Niveau des prix du haut débit fixe et du haut débit mobile
Axe vertical: Prix des services haut débit en pourcentage du PNB par habitant par mois
Carré bleu = Prix du haut débit fixe en pourcentage du PNB par habitant par mois
Carré orange = Prix du haut débit mobile en pourcentage du PNB par habitant par mois
Trait vert = bas de la fourchette à 3%
Trait noir = haut de la fourchette à 5%
Sources : PNB par habitant : Banque mondiale, dernière information disponible ; Prix : Banque mondiale sur la base de données opérateurs
Note : Pour la Cisjordanie et Territoire de Gaza, les données ne sont pas disponibles ; valeurs pour Djibouti : haut débit (HD) fixe : 22,09% ; valeurs pour la Lybie : HD mobile 32,38% ; HD mobile : 77,15% ; valeurs pour la République du Yémen : HD fixe 9,97%, ; HD mobile : 12,86% ; valeurs pour la République arabe syrienne : HD mobile : 13,77%)
PNB = Produit National Brut
Source: Gelvanovska, Natalija, Michel Rogy and Carlo Maria Rossotto. 2014. Broadband Networks in the Middle East and North Africa, Accelerating High-Speed Internet Access.
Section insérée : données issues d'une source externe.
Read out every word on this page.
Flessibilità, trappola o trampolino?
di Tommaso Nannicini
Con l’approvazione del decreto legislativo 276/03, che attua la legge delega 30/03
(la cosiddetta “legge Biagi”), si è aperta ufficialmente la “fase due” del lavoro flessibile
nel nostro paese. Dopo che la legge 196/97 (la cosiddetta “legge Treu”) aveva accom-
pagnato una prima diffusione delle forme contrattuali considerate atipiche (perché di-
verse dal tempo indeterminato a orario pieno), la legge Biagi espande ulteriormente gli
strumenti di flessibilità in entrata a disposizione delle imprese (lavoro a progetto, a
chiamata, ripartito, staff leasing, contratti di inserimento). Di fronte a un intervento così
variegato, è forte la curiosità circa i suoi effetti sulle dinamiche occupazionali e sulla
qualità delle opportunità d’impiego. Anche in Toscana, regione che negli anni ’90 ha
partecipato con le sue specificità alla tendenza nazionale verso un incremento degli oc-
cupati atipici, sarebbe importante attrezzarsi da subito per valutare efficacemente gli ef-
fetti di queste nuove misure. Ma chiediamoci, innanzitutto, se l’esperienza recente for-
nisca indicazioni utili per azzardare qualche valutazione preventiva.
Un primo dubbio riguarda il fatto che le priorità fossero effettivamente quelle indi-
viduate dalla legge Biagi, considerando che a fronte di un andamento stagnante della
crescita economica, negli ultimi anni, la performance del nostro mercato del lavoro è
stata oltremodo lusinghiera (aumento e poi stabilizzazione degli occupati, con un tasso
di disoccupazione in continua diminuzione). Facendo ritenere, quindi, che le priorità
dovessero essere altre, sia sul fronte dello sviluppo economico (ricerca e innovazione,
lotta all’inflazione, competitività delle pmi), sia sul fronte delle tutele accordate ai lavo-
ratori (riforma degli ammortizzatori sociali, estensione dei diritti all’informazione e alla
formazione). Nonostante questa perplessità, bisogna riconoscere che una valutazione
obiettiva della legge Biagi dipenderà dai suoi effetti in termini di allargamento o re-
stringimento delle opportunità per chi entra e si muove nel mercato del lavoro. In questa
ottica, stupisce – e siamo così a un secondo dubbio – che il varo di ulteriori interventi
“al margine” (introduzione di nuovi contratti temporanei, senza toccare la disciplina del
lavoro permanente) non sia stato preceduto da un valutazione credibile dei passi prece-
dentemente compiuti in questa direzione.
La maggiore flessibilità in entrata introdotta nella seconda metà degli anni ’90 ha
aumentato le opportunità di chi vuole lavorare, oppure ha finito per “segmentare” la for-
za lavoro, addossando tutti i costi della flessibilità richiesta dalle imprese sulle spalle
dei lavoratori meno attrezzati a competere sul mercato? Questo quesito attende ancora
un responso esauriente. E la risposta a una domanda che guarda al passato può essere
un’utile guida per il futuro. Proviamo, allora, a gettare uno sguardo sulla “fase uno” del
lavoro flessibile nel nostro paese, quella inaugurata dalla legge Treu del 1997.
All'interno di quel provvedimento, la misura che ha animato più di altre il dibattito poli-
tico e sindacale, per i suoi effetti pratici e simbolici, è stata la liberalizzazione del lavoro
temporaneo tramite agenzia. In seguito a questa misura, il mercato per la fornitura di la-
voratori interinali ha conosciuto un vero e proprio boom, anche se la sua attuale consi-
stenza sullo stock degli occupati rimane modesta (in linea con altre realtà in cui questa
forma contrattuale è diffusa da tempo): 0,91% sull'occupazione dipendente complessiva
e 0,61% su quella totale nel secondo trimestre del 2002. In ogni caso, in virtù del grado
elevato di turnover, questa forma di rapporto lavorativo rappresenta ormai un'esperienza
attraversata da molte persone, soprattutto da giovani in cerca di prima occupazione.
Directions in Development. Washington, DC: World Bank. doi: 10.1596/978-1-4648-0112-9. License: Creative Commons Attribution CC BY 3.0 (p.37)
Mais le niveau actuel des prix est encore trop élevé pour permettre une réelle diffusion des services haut débit. Il y a aujourd’hui un réel risque que des millions de personnes se voient exclues de la révolution de l’information qui est à l’oeuvre dans notre monde moderne. Dans des pays tels que l’Algérie, Dijouti, le Maroc, la Tunisie et la République du Yémen, les prix du haut débit fixe ou mobile restent loin d’être abordables pour au moins 60% de la population. Par exemple, un foyer représentatif des 60% les plus pauvres du Maroc devrait consacrer 26% de son revenu disponible pour accéder aux services du haut débit fixe et environ 23% pour le haut débit mobile.
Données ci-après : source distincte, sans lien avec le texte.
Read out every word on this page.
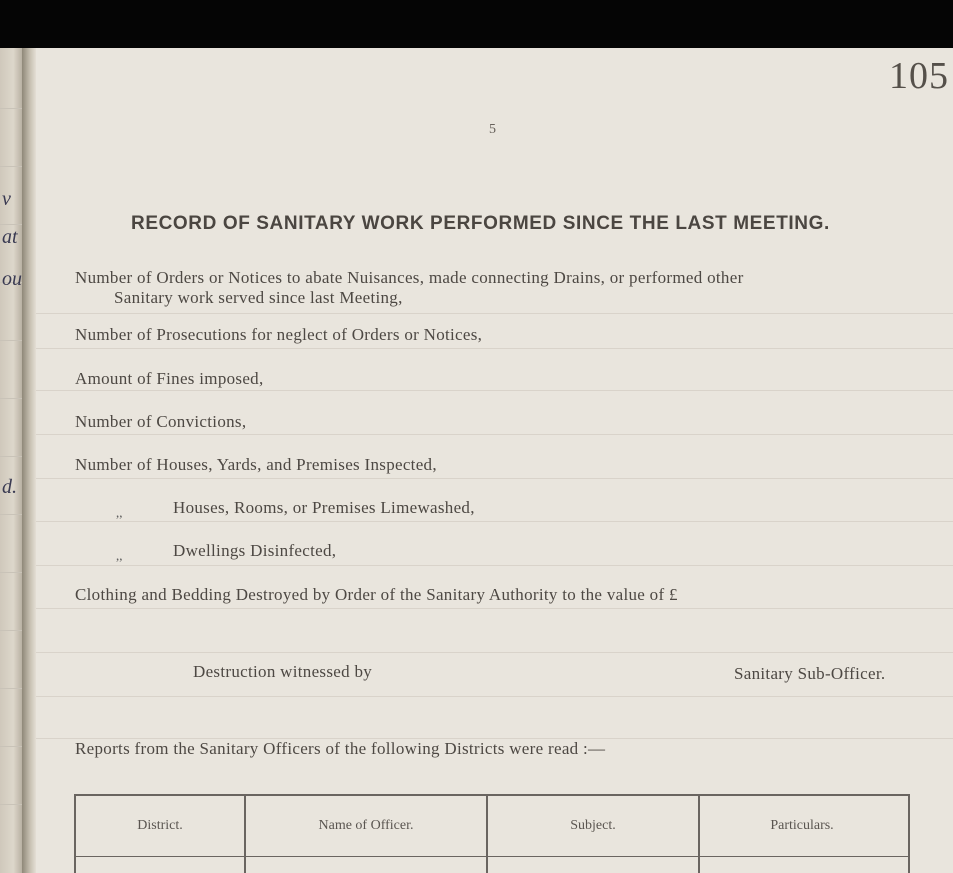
v
at
ou
d.
105
5
RECORD OF SANITARY WORK PERFORMED SINCE THE LAST MEETING.
Number of Orders or Notices to abate Nuisances, made connecting Drains, or performed other
Sanitary work served since last Meeting,
Number of Prosecutions for neglect of Orders or Notices,
Amount of Fines imposed,
Number of Convictions,
Number of Houses, Yards, and Premises Inspected,
,,	Houses, Rooms, or Premises Limewashed,
,,	Dwellings Disinfected,
Clothing and Bedding Destroyed by Order of the Sanitary Authority to the value of £
Destruction witnessed by	Sanitary Sub-Officer.
Reports from the Sanitary Officers of the following Districts were read :—
District.	Name of Officer.	Subject.	Particulars.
En dépit d’importantes réformes structurelles menées à bien par le Maroc, un exemple à bien des égards, les services du haut débit sont encore inabordables pour la majorité de la population. Au Yémen, un foyer représentatif des 60% les plus pauvres devrait consacrer 49% de son revenu disponible pour accéder aux services du haut débit fixe et environ 38% pour le haut débit mobile.
Dans notre nouvelle étude qui sera lancée le 6 février prochain à Abu Dhabi, nous mettons en évidence les contraintes clefs qui empêchent le développement du haut débit. Pour la plupart des pays, c’est un manque à la fois de réelle concurrence sur le marché et d’incitations pertinentes pour le déploiement ou l’utilisation optimale des infrastructures. En s’attaquant à ces contraintes, la région MENA pourrait réussir un vrai effet de levier par rapport à deux atouts qui lui sont tout à fait spécifiques.
D’une part, les meilleures technologies haut débit (comme la Fibre jusqu’au domicile / jusqu’à l’immeuble pour le haut débit fixe, ou comme le 4G/LTE pour le haut débit mobile) sont en cours de déploiement. D’autre part, les compagnies de service public disposent de réseaux fibres optiques très importants qui pourraient être ouverts aux opérateurs de télécommunications. Mettre en oeuvre un ensemble de réformes stratégiques pourrait accélérer le déploiement des technologies de pointe et permettre d’étendre la couverture et la redondance des réseaux fibre optique nationaux permettant d’amener le haut début sur tout le territoire. Plus de concurrence permettrait aussi de garantir ces nouvelles technologies et ces réseaux plus étendus restent abordables. Des coûts plus faibles permettraient en effet d’accroitre la pénétration, tout particulièrement au bénéfice de la population jeune, qui constitue le futur moteur de l’économie et de la société. Réduire les coûts de l’accès permettra de réaliser toutes les promesses de l’Internet haut débit pour le développement de la région.